In a world where technology is making almost all aspects of life easier, why isn’t there a website, a liaison, or an advocate to fill out government paperwork and get deserving veterans the benefits they were promised and deserved? When I asked for help, someone suggested we hire a lawyer.
Sure. It’s entirely appropriate to sue a government agency to force it to perform, but it’s wholly unreasonable to expect that agency to perform on its own initiative.
And this performance regarding a potentially lethal situation:
Most recently, Scotty had an infection that needed emergency care. Upon arriving at the VA emergency room, which was packed, I noticed that there were at least four people behind the counter for paperwork. They informed us it would be a four to five hour wait to see a doctor.
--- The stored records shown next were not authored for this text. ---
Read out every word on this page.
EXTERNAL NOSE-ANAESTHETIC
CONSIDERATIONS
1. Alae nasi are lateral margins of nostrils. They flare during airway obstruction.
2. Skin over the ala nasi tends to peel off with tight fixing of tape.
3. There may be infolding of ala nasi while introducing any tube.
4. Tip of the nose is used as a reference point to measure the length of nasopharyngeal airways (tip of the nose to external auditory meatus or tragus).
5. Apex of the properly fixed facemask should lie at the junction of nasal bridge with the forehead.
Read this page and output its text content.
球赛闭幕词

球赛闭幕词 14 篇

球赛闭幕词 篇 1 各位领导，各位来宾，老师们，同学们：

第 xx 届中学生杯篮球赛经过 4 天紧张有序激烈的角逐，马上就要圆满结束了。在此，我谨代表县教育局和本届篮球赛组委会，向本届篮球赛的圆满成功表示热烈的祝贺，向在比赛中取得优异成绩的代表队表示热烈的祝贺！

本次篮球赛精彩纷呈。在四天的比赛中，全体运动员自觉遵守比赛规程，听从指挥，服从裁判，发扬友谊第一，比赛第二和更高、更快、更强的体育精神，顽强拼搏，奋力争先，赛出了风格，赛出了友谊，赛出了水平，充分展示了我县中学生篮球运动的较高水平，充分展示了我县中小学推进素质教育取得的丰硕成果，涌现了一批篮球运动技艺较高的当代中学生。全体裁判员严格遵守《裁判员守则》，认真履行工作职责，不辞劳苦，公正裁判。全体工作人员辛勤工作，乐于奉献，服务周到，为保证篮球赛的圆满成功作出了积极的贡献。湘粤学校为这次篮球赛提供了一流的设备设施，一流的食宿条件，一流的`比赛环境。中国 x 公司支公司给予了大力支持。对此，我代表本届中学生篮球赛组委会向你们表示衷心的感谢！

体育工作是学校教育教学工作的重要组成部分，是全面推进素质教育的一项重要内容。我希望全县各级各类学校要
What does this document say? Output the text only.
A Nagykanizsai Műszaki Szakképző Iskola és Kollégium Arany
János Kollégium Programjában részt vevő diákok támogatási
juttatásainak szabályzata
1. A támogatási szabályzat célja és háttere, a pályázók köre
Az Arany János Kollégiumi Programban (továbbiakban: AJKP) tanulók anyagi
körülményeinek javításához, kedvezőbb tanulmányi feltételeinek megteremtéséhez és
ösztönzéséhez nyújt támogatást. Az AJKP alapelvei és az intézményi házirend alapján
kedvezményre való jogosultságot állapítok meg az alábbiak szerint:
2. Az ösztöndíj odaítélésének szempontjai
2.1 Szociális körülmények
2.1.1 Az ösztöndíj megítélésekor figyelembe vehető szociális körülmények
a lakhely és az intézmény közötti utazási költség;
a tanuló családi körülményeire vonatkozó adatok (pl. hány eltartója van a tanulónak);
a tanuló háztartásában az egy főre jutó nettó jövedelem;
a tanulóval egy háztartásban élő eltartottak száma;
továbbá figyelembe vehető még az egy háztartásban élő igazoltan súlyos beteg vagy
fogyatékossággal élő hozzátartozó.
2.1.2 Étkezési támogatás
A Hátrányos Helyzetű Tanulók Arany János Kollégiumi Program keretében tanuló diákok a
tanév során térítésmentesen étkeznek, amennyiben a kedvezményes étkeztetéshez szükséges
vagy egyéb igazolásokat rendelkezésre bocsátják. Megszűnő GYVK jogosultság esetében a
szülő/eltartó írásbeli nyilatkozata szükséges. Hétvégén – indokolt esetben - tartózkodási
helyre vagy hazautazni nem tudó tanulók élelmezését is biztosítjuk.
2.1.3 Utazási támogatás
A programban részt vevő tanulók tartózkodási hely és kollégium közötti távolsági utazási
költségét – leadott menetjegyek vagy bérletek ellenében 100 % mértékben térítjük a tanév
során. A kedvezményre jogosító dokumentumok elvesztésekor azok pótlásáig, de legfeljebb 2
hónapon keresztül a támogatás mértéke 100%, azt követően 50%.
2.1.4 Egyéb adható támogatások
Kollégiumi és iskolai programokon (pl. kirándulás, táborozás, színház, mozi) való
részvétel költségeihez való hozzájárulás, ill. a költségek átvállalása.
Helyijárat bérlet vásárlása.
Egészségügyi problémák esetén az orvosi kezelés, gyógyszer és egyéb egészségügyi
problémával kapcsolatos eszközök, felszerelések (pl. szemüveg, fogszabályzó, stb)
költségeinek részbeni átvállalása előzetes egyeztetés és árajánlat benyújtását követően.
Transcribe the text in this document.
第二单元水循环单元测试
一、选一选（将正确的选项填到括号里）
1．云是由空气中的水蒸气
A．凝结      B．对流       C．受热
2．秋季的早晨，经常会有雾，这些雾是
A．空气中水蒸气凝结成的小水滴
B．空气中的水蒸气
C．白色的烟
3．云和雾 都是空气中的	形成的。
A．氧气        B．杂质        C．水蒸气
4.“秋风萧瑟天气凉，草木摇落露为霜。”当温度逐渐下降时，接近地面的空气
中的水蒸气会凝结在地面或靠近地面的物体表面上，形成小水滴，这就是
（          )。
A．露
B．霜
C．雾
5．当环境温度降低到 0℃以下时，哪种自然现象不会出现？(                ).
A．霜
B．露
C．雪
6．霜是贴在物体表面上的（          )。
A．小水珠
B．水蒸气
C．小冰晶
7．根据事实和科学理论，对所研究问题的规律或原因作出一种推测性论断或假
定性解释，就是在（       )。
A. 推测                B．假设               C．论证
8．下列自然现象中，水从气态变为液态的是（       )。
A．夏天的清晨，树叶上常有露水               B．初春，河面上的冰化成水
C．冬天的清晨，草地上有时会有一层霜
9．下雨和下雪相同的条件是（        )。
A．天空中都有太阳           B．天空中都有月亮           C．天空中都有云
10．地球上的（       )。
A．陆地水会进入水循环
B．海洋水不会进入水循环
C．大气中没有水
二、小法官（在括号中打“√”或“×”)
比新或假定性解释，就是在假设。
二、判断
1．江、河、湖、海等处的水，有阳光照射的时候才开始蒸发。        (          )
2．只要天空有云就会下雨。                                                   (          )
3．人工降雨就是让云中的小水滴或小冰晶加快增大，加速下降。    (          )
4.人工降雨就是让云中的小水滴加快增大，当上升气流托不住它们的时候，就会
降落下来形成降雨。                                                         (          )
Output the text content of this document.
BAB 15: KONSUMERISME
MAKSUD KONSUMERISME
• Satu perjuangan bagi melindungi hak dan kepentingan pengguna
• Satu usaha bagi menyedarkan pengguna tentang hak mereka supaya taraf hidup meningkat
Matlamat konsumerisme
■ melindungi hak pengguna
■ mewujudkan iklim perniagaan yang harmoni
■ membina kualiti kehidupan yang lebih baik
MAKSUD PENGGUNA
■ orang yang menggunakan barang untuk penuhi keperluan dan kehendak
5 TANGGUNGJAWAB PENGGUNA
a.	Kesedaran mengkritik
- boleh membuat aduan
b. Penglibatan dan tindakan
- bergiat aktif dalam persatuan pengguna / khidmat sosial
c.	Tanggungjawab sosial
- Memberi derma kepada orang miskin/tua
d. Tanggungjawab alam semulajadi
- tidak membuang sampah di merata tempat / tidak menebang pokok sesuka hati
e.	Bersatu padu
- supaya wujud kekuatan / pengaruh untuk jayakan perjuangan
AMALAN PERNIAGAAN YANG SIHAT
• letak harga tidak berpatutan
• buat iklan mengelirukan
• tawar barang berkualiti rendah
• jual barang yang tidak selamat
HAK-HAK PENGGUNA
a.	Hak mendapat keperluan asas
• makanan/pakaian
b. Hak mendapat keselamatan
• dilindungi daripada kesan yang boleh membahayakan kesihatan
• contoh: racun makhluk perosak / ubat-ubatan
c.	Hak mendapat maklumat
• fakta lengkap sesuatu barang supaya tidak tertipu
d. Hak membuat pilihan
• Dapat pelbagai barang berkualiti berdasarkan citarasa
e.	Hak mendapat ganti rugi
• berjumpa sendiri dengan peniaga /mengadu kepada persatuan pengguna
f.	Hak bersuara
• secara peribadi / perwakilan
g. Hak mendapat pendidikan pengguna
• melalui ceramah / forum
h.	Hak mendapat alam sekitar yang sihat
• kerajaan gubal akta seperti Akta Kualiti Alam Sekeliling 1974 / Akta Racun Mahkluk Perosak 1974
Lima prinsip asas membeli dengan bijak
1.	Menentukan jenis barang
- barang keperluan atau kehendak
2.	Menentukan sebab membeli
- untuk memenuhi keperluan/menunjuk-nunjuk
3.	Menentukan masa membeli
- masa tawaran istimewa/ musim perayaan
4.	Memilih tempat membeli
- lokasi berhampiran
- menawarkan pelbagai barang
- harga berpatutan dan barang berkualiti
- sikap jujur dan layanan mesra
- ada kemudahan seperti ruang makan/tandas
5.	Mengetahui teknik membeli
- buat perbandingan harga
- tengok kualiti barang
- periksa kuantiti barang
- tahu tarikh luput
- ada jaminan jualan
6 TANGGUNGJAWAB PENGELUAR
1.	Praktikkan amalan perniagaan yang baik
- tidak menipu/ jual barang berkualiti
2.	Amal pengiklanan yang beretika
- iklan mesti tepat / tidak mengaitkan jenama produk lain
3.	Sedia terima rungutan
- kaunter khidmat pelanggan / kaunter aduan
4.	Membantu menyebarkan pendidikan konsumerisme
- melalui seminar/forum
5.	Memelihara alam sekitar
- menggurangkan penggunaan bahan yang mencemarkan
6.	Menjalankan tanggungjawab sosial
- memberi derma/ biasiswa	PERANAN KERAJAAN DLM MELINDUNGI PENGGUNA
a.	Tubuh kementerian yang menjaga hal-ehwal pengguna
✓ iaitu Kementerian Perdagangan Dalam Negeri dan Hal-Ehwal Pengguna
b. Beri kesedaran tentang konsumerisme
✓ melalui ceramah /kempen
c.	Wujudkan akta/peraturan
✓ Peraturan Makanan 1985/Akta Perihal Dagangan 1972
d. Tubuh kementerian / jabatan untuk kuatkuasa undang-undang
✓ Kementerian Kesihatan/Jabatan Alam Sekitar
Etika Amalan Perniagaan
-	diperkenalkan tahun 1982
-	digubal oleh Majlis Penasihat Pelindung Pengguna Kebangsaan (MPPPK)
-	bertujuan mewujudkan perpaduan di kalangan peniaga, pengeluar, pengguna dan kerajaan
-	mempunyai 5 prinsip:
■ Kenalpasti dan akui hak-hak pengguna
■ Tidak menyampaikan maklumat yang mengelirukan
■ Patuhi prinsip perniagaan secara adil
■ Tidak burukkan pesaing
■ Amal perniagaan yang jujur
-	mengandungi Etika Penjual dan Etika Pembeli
On the other hand, it is really a hassle for a government hospital to treat emergencies. Especially with all that bothersome paperwork that has to be done first.
This wife proposes making the VA run more like a business, and giving the customer what the customer needs.
Indeed. Run the thing like a business: it’s failed and has been a failure for years; close it down. Disband the VA altogether, and use its current budget (adjusted in subsequent years for inflation and for the number of veterans, whose care also will ebb and flow with age and with the number of wars from which they’re returning) as vouchers paid directly to the veterans so they can get their own doctors, see their own clinics and hospitals, and get proper care from providers of their choice. Let the customers—our veterans and their families—get what they need.
Veteranos Administratio delende est.